Brooklyn has 88 public school buildings built in the 1960s or 1970s; The Bronx has 61, Manhattan 53, Queens 39 and Staten Island 25.
Of the tested schools with unsafe PCB levels, the lowest level found was nearly four times the federal threshold of 50 parts per million.
City Department of Education officials insist the caulking poses no threat as long as it is left alone.
Spokeswoman Margie Feinberg said state regulations “permit the caulk to remain in place” and that the material is removed only when renovations take place. The department has no plan to remove all the material.
Experts say PCBs left undisturbed can still leach out of the caulking into surrounding material or become airborne.
From the 1950s through most of the 1970s, PCBs were added to caulking to keep it flexible, but that changed in the late 1970s when scientists discovered possible adverse health effects caused by exposure to PCBs.
By 1978, the Environmental Protection Agency listed PCBs as a probable carcinogen and issued standards for removal and disposal of materials like PCB-tainted caulk, now considered a hazardous substance.
Since then, owners of buildings with unacceptable PCB concentrations of 50 parts per million or more in caulking are liable for federal fines of $3,000 and $25,000 per day until the material is removed.

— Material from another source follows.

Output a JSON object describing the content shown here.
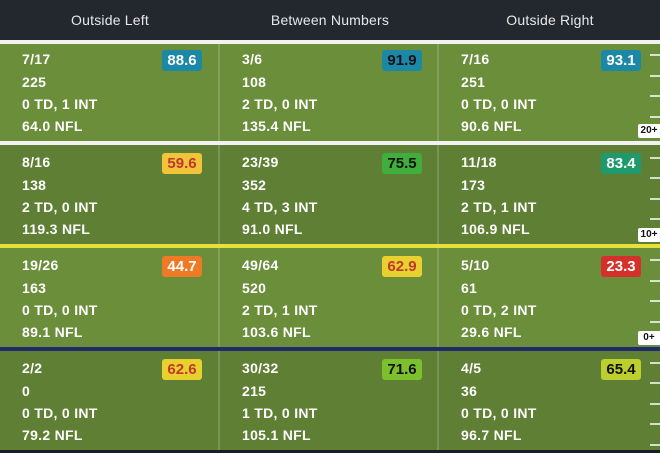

Even under its own policy, the Department of Education only removes window caulking during renovations, leaving tainted caulking in place in door frames and masonry joints. For example, the department’s policy would have no effect at PS199, where caulking obtained from an outside door frame contained PCB concentrations more than 4,000 times the recommended acceptable threshold.
Over the weekend, after low-level PCBs were detected in air and wipe samples in the cafeteria, activities in the school were canceled and a cleanup crew was sent in.
“I’m concerned about the welfare of my child,” said Bill Hawthorn, whose daughter attends kindergarten at PS 199. “If a child plays with this caulking or gets it in their system, what does that do to a 6-year-old? This may be the kind of thing where you don’t want to take a chance.”
Daniel Kraft, who heads the EPA enforcement and compliance division’s toxics section in this area, said, “Wherever we find [PCB contamination] in high concentrations, we usually see it in adjacent materials.”
Kraft suggested the education department’s policy violates federal law.
“The notion that ‘As long as we don’t disturb it, we’re in compliance with the regulations’ is not an adequate interpretation,” Kraft said.